Guest opinion: Policymakers don’t need to reinvent the wheel for AI
According to a recent article in The New York Times from Kevin Roose, it is remarkably easy to manipulate artificial-intelligence chatbots. The discovery came about after Roose, a noted critic of AI, asked a number of chatbots like Microsoft’s Sydney, Google’s Gemini and Meta’s Llama to describe him. Their responses revealed a universally negative perception of him — largely due to his critical writing.
After consulting a few AI experts, he learned that by inserting specific code, he could change what the chatbot perceived of him directly. One can even rephrase a question to lead a chatbot to answer a question a certain way. But the most interesting method Roose discovered was modifying the available online information about him — such as publishing articles that highlighted his positive traits — so he could influence the chatbot’s responses.

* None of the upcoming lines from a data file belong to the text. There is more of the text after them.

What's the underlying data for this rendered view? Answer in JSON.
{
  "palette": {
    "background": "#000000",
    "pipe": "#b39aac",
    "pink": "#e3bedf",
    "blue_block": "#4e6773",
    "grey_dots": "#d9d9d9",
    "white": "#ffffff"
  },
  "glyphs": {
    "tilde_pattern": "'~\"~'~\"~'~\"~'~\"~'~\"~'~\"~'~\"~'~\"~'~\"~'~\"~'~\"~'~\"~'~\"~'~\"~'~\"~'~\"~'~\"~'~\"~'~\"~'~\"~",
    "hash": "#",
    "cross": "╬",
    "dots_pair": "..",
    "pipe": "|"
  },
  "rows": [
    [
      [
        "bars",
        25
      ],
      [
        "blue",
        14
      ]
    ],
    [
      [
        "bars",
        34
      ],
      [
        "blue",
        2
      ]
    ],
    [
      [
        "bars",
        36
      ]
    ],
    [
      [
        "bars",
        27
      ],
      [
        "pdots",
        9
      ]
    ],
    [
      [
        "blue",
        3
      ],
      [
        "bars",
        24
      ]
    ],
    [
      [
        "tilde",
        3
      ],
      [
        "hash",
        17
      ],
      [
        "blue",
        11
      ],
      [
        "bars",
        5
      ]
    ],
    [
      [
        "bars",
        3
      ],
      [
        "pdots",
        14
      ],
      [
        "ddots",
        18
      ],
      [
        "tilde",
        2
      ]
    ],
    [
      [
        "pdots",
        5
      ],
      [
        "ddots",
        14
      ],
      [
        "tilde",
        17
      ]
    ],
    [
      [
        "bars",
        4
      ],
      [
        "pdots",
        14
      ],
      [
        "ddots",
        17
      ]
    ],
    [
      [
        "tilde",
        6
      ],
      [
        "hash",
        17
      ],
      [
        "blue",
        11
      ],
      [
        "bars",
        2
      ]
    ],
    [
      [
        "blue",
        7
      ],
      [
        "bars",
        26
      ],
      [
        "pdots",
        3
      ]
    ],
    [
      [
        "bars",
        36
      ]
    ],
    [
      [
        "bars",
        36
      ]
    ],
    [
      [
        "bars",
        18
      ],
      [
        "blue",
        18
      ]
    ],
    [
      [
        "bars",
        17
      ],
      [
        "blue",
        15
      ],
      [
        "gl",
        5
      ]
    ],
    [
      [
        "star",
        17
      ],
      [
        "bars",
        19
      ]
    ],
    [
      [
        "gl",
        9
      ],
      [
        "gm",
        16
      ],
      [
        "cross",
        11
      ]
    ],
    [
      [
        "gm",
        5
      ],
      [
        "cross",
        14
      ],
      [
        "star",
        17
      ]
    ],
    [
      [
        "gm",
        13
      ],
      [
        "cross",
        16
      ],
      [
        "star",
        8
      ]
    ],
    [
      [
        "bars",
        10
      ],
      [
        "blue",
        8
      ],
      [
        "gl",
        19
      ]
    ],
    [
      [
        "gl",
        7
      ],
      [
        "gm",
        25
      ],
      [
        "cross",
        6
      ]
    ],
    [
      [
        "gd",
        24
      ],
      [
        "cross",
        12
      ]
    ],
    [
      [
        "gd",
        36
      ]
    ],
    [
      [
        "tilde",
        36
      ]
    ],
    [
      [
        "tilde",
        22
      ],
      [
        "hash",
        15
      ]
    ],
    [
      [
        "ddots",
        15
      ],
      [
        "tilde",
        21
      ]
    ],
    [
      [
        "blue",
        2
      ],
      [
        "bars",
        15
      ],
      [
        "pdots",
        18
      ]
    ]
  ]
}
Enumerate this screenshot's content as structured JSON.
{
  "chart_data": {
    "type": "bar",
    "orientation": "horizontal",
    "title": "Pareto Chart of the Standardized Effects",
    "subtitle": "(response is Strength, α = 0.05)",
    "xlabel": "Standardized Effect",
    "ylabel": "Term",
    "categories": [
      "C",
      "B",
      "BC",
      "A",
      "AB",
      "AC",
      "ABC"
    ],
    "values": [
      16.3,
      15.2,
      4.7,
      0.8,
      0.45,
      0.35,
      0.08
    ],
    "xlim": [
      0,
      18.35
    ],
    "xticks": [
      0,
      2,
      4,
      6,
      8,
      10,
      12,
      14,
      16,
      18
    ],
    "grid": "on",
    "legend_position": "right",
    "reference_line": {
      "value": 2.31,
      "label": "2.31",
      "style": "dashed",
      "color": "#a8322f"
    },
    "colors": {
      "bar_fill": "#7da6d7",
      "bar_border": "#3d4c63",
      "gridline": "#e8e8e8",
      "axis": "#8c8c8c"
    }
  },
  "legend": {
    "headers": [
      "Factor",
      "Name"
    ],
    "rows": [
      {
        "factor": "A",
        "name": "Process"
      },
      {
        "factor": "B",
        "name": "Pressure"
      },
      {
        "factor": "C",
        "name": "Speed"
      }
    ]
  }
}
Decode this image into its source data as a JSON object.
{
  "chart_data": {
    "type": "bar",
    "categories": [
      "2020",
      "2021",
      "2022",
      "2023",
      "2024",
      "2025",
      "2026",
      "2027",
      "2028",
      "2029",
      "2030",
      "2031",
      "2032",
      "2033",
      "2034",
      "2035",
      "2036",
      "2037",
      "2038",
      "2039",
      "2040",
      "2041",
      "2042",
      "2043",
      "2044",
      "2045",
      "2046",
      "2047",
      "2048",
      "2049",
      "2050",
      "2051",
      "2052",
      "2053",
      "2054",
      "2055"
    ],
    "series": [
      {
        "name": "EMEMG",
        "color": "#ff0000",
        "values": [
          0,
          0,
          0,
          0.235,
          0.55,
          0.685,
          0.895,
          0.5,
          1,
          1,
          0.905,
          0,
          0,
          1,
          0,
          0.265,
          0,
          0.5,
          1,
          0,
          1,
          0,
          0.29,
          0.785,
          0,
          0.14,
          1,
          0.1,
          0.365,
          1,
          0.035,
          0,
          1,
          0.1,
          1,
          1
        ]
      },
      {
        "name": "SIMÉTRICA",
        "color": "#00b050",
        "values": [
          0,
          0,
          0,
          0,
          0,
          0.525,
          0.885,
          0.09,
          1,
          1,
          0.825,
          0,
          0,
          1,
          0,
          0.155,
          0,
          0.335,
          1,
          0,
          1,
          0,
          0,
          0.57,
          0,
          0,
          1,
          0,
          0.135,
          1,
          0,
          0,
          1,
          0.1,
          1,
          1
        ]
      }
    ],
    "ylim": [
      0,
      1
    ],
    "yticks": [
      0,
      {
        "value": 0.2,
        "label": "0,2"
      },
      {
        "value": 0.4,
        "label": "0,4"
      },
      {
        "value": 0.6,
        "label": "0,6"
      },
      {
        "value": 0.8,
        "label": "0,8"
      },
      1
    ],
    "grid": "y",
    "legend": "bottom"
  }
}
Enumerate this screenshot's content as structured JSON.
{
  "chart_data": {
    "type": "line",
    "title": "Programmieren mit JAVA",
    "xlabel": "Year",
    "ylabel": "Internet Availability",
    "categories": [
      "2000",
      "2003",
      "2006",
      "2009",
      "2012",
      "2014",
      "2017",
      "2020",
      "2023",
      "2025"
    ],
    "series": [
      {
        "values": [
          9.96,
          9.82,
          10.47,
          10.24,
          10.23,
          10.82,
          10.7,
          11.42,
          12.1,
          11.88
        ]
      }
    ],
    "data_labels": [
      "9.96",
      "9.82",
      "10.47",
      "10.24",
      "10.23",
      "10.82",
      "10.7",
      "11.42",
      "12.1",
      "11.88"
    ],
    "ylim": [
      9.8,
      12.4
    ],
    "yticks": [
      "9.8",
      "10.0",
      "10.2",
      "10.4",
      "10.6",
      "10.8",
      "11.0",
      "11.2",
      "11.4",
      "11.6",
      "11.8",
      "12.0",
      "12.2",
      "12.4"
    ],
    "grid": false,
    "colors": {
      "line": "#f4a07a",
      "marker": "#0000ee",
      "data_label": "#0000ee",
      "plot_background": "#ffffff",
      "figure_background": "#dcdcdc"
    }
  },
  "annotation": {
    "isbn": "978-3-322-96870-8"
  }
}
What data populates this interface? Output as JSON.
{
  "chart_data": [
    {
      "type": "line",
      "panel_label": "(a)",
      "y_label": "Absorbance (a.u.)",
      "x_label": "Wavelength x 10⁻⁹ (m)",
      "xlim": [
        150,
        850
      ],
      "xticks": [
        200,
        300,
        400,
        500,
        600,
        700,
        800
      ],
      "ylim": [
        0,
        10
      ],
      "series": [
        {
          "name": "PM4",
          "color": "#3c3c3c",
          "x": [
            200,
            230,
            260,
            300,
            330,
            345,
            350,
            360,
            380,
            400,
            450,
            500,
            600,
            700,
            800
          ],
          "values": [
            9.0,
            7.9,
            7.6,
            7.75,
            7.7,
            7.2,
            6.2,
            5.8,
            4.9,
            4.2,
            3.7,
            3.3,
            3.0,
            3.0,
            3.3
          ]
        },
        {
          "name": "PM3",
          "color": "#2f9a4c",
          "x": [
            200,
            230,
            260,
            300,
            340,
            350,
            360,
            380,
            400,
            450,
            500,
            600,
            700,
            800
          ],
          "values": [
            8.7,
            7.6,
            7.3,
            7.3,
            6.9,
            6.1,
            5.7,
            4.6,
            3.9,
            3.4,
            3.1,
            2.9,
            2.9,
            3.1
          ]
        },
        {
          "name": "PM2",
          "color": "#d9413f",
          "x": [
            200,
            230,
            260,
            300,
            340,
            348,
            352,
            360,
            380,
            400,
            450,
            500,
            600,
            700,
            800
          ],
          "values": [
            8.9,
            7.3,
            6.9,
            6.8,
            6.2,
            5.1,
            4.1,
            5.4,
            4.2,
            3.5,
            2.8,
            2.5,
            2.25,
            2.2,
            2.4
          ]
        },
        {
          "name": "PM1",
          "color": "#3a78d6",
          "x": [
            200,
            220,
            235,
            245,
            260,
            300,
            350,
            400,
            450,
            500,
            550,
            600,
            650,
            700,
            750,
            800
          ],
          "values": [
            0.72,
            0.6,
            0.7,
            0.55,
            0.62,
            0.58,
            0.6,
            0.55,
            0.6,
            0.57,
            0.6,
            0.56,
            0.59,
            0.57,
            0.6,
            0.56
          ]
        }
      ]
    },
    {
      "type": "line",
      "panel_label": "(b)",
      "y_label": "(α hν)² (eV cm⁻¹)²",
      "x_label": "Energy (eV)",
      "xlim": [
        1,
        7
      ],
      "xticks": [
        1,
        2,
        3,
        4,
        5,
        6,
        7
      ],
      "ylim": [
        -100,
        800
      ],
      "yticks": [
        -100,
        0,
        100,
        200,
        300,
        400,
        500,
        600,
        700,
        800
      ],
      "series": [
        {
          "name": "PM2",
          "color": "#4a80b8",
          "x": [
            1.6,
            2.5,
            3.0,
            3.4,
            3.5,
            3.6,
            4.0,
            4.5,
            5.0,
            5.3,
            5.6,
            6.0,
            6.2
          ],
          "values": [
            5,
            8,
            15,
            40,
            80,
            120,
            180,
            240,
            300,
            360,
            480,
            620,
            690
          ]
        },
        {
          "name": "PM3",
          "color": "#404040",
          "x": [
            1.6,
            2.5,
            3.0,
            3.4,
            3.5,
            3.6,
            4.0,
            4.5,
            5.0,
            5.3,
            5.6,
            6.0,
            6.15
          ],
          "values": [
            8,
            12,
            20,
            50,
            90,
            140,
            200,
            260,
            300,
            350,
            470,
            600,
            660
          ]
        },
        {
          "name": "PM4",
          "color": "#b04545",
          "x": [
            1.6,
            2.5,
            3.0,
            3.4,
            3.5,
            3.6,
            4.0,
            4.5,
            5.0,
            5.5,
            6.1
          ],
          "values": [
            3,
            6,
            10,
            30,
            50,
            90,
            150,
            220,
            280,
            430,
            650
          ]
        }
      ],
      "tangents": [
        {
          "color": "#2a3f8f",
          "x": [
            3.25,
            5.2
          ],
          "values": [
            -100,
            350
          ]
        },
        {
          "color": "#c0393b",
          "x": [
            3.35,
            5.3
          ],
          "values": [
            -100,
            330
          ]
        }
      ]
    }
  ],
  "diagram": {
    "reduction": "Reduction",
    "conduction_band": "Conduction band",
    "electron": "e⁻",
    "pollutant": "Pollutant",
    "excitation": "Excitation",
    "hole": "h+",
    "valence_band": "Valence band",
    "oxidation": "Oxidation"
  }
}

This type of manipulation is a mild form of something called “data poisoning,” which can alter a large language model’s output. However, knowing that LLMs train their models with mostly public data online, it’s not hard to imagine a scenario where the internet is flooded with false information, from purposefully false websites and social media accounts, just to ensure a model processes that false information and then ceases to be reliable at all.
There are a few ways to respond to such an issue. For example, it’s common to turn to lawmakers when such a scenario arises. Both federal and state-level regulatory bodies have responded to AI-generated misinformation and disinformation in elections with proposals like the FCC’s “Disclosure and Transparency of Artificial Intelligence-Generated Content in Political Advertisements” or the hundreds of state bills proposed. However, the evolving nature of AI-related challenges, such as data manipulation, presents a formidable obstacle.
The best approach, instead, is to foster an environment where innovators can experiment and iterate until the problem is solved.
None of this is new in the world of computer technologies. A clear example of how technology can adapt to evolving threats without regulatory intervention is the emergence of internet security in the late 1980s.
One of the first major attacks, known as the Morris Worm, was a computer virus created in 1988 by Cornell graduate student Robert Morris, who released the worm from an MIT computer and ended up crashing thousands of computers on the early web — at the time an exclusive information highway between universities and U.S. government agencies.
Instead of creating new regulatory mandates in response to the Morris Worm and others like it, nearly overnight a new cybersecurity industry emerged as software developers began to prioritize and sell cybersecurity programs. By late 1988, around the time the Morris Worm was created, commercial antivirus software was a nascent but growing industry. In the face of more sophisticated viruses and cyberattacks over the coming years, the cybersecurity industry has only gotten more robust to respond.
Today, in light of AI’s mounting issues, our best and brightest companies have set guardrails to prevent indirect and direct manipulation of their systems with an initiative called Prompt Shields. ChatGPT has also implemented safety measures against potential abuse of their models and even held public forums addressing the same attacks as Microsoft.
Unfortunately, none of these solutions completely protect LLMs from external or internal attacks. But regulatory mandates will only get in the way, routing companies away from an agile response toward a system of rigid, regulatory compliance which will surely undershoot what’s needed for future issues.
Today, just like in the early internet days, the best approach to address emerging issues in AI, like data manipulation, data poisoning and deepfakes, should be approached not with a regulation-first mindset, but an innovation-first mindset.
Caden Rosenbaum is the senior policy analyst at Libertas Institute, based in Lehi, and Pablo Garcia Quint is the technology and innovation policy fellow.